Me disseram sobre a saudade, quando pequena. Disseram-me que era um sentimento que quando chega toma posse. Não é apenas um sentimento, como a angustia ou o medo, e sim você. Você se torna a saudade, ela te invade e te domina, te entorpece. Tudo que você fala é sobre ela, tudo que você quer fazer é matá-la. Para que consiga então ficar livre desse sentimento que toma conta de seus atos, palavras e ações.

Achava um tanto quanto estranho essa definição para algo que há de ser sentido por todos em qualquer momento da vida. Mas ai veio perdas, saudades de amigas e primas que moravam em lugares diferentes que eu. Era um pouco menos do que um dia - quando criança - me explicaram. Quase cheguei a conclusão de que eles haviam de ter me enganado, colocando exagero em cada letra do que haviam me explicado sobre essa tal saudade. Mas não me opus. Tentei nem pensar na mesma.

Me veio ele, com seu sorriso rasante. Com seus olhos castanho escuros doces, envolventes. Com seus braços fortes, e seus abraços que me protegem. Ele que tem beijos doces e quentes. Mãos grandes e macias. Um cheiro inconfundivelmente bom. Ele que roubou meu coração. O homem da minha vida, alguém que eu quero ao meu lado em um momento chamado eternidade. Veio o destino e nos colocou em cidades diferentes, estudos a causa maior.

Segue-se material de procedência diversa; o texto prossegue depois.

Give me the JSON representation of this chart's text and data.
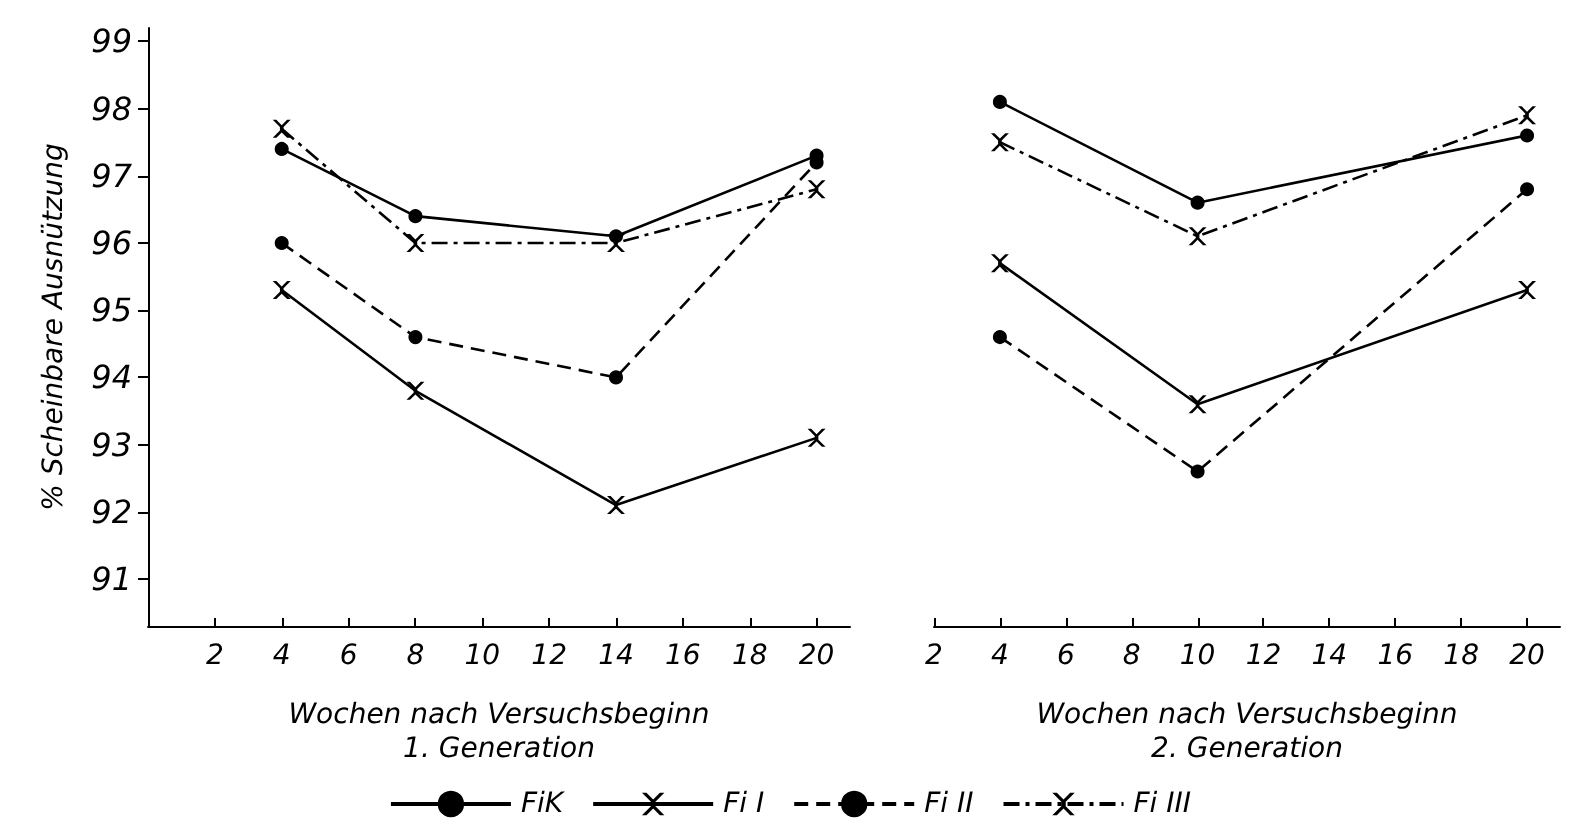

E hoje, lhes digo, sou propriedade da saudade. Esta que me consome a todo momento. O que se opõe a ela é o outro sentimento que é capaz de matá-la: o AMOR. E quando ele, meu amor em pessoa, chega, o sentimento Amor acaba por matar a saudade ao longo do tempo juntos. E ah!, lhes digo que não há coisa melhor do que matar a saudade.